Une majorité de villages
Les communes de notre classement se distinguent aussi par leur petite taille: elles comptent moins de 3.000 foyers fiscaux. Les petits villages se caractérisent par des logements pavillonnaires et une absence de logements sociaux. «Les travailleurs frontaliers qui habitent à Sierentz et alentours appartiennent à une catégorie socioprofessionnelle qui peut se permettre de prendre sa voiture pour aller travailler», observe Jean-Marie Belliard. Les habitants de ces villages bénéficient globalement de revenus confortables et relativement homogènes (la part de ménages imposables dépasse dans la majorité des cas les 70%). «Ces zones en dehors des villes sont considérées comme des endroits agréables car on y retrouve des gens à niveaux et modes de vie identiques», estime maître Pascal Comin, avocat fiscaliste chez MCS Avocats, à Schiltigheim.

Un soutien à l'économie locale
Ces villages se sont agrandis dans les années 1980 avec le phénomène de périurbanisation. «La ville devenant trop chère, les ménages sont partis s'installer dans les zones périurbaines», explique Henri Nonn, ancien professeur de géographie et d'aménagement du territoire à l'université de Strasbourg. Les classes sociales moyennes et aisées de Strasbourg ont posé leurs valises dans le Kochersberg et dans le vignoble près de Molsheim et d'Obernai. Dans le Haut-Rhin, les travailleurs frontaliers sont venus rejoindre la bourgeoisie mulhousienne dans la région voisine de Bâle jusqu'au rebord du Sundgau. Cette attractivité a profité au développement économique de ces territoires. Qui contribue aussi à les rendre toujours plus désirables... La communauté de communes du Kochersberg compte par exemple «un gros supermarché, un important centre médical avec différents spécialistes, un collège. Presque chaque commune dispose d'un service de garde d'enfants et le tissu associatif et sportif est aussi très riche», détaille son président, Justin Vogel.

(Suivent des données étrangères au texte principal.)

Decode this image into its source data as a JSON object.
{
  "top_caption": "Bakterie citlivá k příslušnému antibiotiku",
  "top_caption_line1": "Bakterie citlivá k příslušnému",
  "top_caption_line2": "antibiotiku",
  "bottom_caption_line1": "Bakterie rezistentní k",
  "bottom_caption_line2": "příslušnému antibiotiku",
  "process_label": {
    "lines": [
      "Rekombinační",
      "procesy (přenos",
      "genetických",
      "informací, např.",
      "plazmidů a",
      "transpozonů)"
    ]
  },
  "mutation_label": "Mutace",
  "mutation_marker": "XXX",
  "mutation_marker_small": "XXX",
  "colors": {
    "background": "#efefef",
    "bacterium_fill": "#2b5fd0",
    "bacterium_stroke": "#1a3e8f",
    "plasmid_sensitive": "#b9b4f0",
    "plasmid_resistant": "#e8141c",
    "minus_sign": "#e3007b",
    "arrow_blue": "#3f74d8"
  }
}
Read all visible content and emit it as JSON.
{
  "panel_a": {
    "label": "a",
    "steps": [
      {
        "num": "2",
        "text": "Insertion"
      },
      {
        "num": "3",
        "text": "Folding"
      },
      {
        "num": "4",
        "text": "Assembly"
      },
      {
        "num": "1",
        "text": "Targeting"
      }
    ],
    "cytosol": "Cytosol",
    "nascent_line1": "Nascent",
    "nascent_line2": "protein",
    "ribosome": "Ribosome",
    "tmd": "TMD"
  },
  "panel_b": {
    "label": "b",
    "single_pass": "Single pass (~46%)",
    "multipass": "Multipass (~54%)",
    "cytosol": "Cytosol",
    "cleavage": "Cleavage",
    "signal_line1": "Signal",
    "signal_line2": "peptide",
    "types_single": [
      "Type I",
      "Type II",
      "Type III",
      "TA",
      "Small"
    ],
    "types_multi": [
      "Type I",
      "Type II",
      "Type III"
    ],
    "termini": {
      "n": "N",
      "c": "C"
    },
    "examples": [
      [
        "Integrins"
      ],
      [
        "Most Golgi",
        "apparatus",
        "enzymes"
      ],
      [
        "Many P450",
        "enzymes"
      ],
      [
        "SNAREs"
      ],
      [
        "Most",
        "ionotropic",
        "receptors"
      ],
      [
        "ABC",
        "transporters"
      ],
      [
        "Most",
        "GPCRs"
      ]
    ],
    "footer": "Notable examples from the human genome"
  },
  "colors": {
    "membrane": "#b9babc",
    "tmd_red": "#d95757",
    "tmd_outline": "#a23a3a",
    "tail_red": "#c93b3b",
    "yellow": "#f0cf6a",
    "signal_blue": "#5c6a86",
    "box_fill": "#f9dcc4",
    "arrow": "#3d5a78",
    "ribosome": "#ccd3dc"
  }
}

Les patrimoines les plus élevés sont dans les ville


s
Si la carte ci-dessus montre la répartition des communes qui concentrent les hauts revenus fiscaux, elle n'est en revanche pas révélatrice en ce qui concerne les plus hauts revenus. Car les habitants soumis à l'ISF se concentrent plutôt dans les grandes villes de la région. En 2010, Strasbourg figure en tête avec 2.764 personnes soumises à l'ISF, pour un patrimoine moyen de quelque 2millions d'euros. Vient ensuite Mulhouse, avec 572 personnes, pour un patrimoine moyen de plus d'1,7million d'euros.

Méthodologie

Cette enquête a été réalisée à partir des données fiscales 2010 du ministère des Finances. Le revenu fiscal est l'ensemble des revenus déclarés d'un ménage après abattement, notamment celui de 10%. En Alsace, la moyenne des revenus fiscaux déclarés était de 24.374€, l'impôt moyen de 2.144€. 58% des ménages de la région étaient imposables en 2010. 14.726 foyers avaient déclaré plus de 97.500€de revenu fiscal, soit 1,4% d'entre eux.